Partial Grundy Coloring in Some Subclasses of Bipartite Graphs and Chordal Graphs

Abstract

A proper k-coloring of \(G=(V,E)\) is an assignment of k colors to vertices of G such that no two adjacent vertices receive the same color. A proper k-coloring of a graph \(G = (V,E)\) partitions V into independent sets or color classes \(V_1,V_2,\ldots ,V_k\). A vertex \(v \in V_i\) is a Grundy vertex if it is adjacent to at least one vertex in each color class \(V_j\) for every \(j < i\).
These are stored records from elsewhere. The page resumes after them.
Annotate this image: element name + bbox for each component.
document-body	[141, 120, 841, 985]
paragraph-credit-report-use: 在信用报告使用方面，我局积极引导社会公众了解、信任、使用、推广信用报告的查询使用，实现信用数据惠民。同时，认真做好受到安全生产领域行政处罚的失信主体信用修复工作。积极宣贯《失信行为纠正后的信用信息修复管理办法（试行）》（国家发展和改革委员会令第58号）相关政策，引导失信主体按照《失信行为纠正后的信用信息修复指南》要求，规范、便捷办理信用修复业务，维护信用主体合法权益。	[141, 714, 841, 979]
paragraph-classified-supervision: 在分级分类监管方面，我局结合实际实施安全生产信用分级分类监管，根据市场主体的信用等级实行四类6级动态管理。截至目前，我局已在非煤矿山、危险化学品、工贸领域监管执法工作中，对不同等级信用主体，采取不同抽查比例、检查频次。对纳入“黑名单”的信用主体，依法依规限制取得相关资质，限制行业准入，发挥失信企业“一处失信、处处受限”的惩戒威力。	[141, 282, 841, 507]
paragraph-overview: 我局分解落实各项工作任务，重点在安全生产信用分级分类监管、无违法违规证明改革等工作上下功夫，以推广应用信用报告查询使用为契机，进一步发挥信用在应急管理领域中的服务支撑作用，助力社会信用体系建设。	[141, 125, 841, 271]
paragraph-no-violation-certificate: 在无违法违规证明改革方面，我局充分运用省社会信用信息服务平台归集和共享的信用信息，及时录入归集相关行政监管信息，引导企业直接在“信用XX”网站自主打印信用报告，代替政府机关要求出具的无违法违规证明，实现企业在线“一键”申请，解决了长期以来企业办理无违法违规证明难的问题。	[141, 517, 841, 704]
A coloring is a partial Grundy coloring if every color class has at least one Grundy vertex in it and the partial Grundy number, \(\delta \varGamma (G)\) of a graph G is the maximum number of colors used in a partial Grundy coloring. Given a graph G and an integer \(k (1 \le k \le n)\), the Partial Grundy Number Decision problem is to decide whether \(\delta \varGamma (G) \ge k\). It is known that the Partial Grundy Number Decision problem is NP-complete for bipartite graphs. In this paper, we strengthen this result by proving that this problem remains NP-complete even for perfect elimination bipartite graphs, a proper subclass of bipartite graphs. On the positive side, we propose a linear time algorithm to determine the partial Grundy number of a chain graph, a proper subclass of perfect elimination bipartite graphs. It is also known that the Partial Grundy Number Decision problem is NP-complete for (disconnected) chordal graphs. We strengthen this result by proving that the Partial Grundy Number Decision problem remains NP-complete even for (connected) doubly chordal graphs, a proper subclass of chordal graphs. On the positive side, we propose a linear time algorithm to determine the partial Grundy number of split graphs, a well known subclass of chordal graphs.